41 road patrol deputies left the Monroe County Sheriff’s office last August to keep from losing their benefits. Now, back in negotiations with the county again, the Monroe County Sheriff’s Union says they’re facing another uphill battle.
“We are the lowest paid law enforcement agency in Monroe County with the poorest benefits and with healthcare into retirement,” said John Auberger, union president.
In 2016, a deputy for MCSO made on average $68,000, the lowest paid police department by, minimum 7 percent. Brighton police, a smaller department in size, made nearly $20,000 more. Auberger says, because of the pay differential, many deputies are looking for work outside the sheriff’s office.

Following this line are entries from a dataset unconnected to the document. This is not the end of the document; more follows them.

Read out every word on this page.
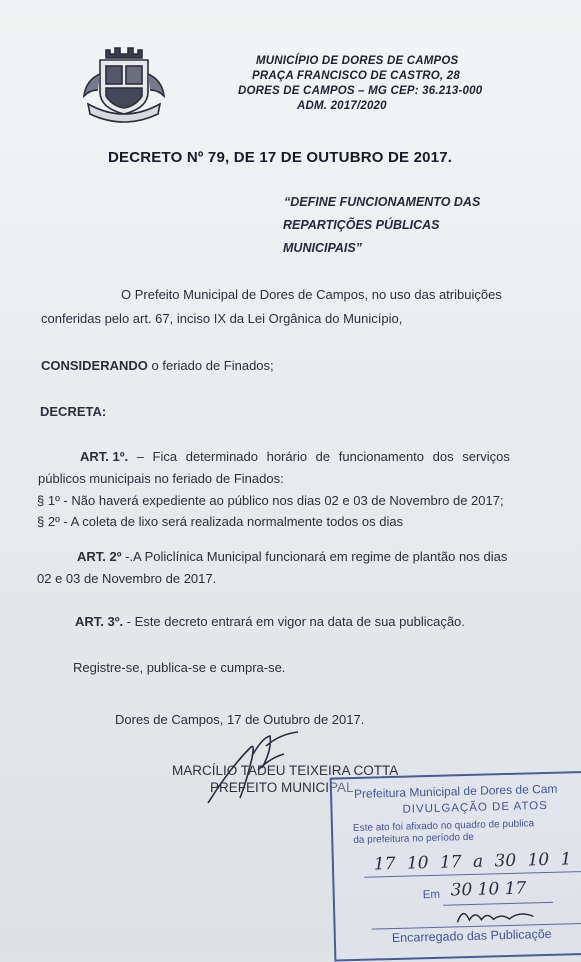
MUNICÍPIO DE DORES DE CAMPOS
PRAÇA FRANCISCO DE CASTRO, 28
DORES DE CAMPOS – MG CEP: 36.213-000
ADM. 2017/2020
DECRETO Nº 79, DE 17 DE OUTUBRO DE 2017.
“DEFINE FUNCIONAMENTO DAS
REPARTIÇÕES PÚBLICAS
MUNICIPAIS”
O Prefeito Municipal de Dores de Campos, no uso das atribuições
conferidas pelo art. 67, inciso IX da Lei Orgânica do Município,
CONSIDERANDO o feriado de Finados;
DECRETA:
ART. 1º. – Fica determinado horário de funcionamento dos serviços
públicos municipais no feriado de Finados:
§ 1º - Não haverá expediente ao público nos dias 02 e 03 de Novembro de 2017;
§ 2º - A coleta de lixo será realizada normalmente todos os dias
ART. 2º -.A Policlínica Municipal funcionará em regime de plantão nos dias
02 e 03 de Novembro de 2017.
ART. 3º. - Este decreto entrará em vigor na data de sua publicação.
Registre-se, publica-se e cumpra-se.
Dores de Campos, 17 de Outubro de 2017.
MARCÍLIO TADEU TEIXEIRA COTTA
PREFEITO MUNICIPAL Prefeitura Municipal de Dores de Cam
DIVULGAÇÃO DE ATOS
Este ato foi afixado no quadro de publica
da prefeitura no período de
17 10 17 a 30 10 1
Em 30 10 17
Encarregado das Publicaçõe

“We are now also losing deputies to town and city police departments because their pay and benefits are significantly higher,” said Auberger.
Brayton Connard, who leads negotiations with the sheriff’s deputies for the county, acknowledges that negotiations have been difficult.
“You can’t always pay employees what they’re worth. You can only pay employees with the revenue you have. They’re the preeminent law enforcement agency. They are far and away the best, but we can’t afford to pay them as the best though,” said Connard.
Sheriff Patrick O’Flynn, whose thirty percent, county approved raise, kicked in this year, says he does believe his deputies should be paid comparably to other departments of its size.
“As far as compensation goes that’s up to the county but I want them to be paid because we have to compete and we have morale issues with people wanting to work in this organization,” said O’Flynn.
Those morale issues, Auberger says are going to continue to affect public safety, with both the DWI and traffic enforcement units down to a single deputy per shift.